Posted: 06/11/2017 20:20

Sunday 5th.  A clear, blue sunny morning flattered to deceive as a steadily increasing NW'ly wind led to turbulent conditions not only on take off from runway 02 but up to 1500-2000' QFE.  An early batch of launches came to an end around midday when the decision was taken to suspend flying for a while to give time for the conditions to improve.  A resumption around 1400 hrs proved they had not so the day came to an end after a grand total of 5 launches, 4 ATs and a self launch by John Ellis in his DG800, John proving the day to be soarable by having just under 2 hours during which he explored the west edge of the North Yorks Moors as far north as the Tontine.  Noboby else got above 30 minutes flying time with John Carter and John Shaw getting closest with 27 minutes in K21 JVZ.

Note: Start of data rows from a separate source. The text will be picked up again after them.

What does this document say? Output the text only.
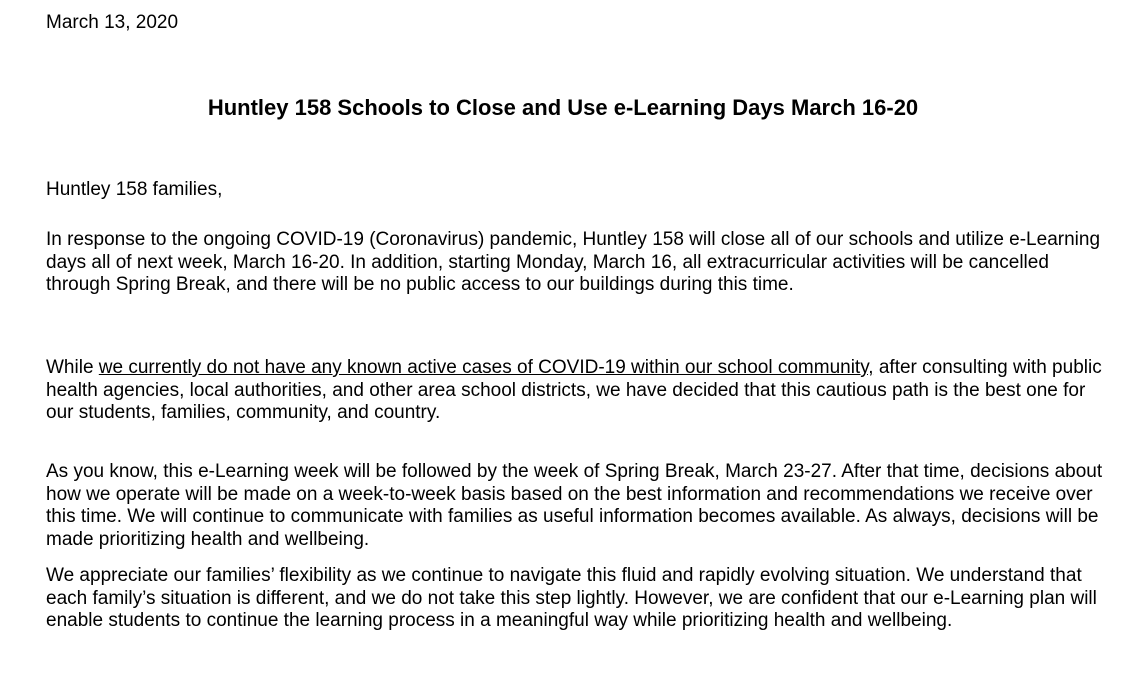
March 13, 2020

Huntley 158 Schools to Close and Use e-Learning Days March 16-20

Huntley 158 families,

In response to the ongoing COVID-19 (Coronavirus) pandemic, Huntley 158 will close all of our schools and utilize e-Learning days all of next week, March 16-20. In addition, starting Monday, March 16, all extracurricular activities will be cancelled through Spring Break, and there will be no public access to our buildings during this time.

While we currently do not have any known active cases of COVID-19 within our school community, after consulting with public health agencies, local authorities, and other area school districts, we have decided that this cautious path is the best one for our students, families, community, and country.

As you know, this e-Learning week will be followed by the week of Spring Break, March 23-27. After that time, decisions about how we operate will be made on a week-to-week basis based on the best information and recommendations we receive over this time. We will continue to communicate with families as useful information becomes available. As always, decisions will be made prioritizing health and wellbeing.

We appreciate our families’ flexibility as we continue to navigate this fluid and rapidly evolving situation. We understand that each family’s situation is different, and we do not take this step lightly. However, we are confident that our e-Learning plan will enable students to continue the learning process in a meaningful way while prioritizing health and wellbeing.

Monday 6th.  The coldest night of  the winter so far led to a rather murky  morning travelling to site, with the Vales of York and Pickering on the misty/foggy side.  There was bright sunshine at site and with the lower level murkiness not thick enough to hide landing fields in the event of a failed launch, flying got under way around 1045 hours when Mark Newburn took off from runway 20 flying K21 KLW solo.  Conditions aloft were benign with silky smooth air and even a few patches of zero sink to titillate the soaring senses. Mark was followed by George Rowden with the first of the day's 4 First Flight pupils and then by John Carter with Adrian Neary, one of two visitors from Shalbourne GC.  Brian Wise then took the 2nd of the day's First Flight pupils up but had to descend hurriedly as low stratus started to encroach on the airfield as the initially light SE'ly wind slowly strengthened. The presence of  the stratus led to a break in flying, which conveniently coincided with lunch time, but with conditions improving, flying resumed around 1340 hours.  The low level murk slowly cleared but not before John Carter, flying with Bob Symonds, the second of  the Shalbourne GC visitors, captured this very nice shot of a Brocken Spectre on the low level murk.

    By the end of the day 12 ATs had been flown, all but one in either of  the K21's, the other flight being by Mark Newburn in the Astir.  Mark managed a flight time of 30 minutes, not quite long enough to match that of David Bradley and Jeff Mountain who had 36 minutes, although theirs did come from a Mile High flight. Colin Troise, David Watson and Tony Drury brought the day to a close by each flying one or other of the K21s solo, as medium level cloud spread in from the west.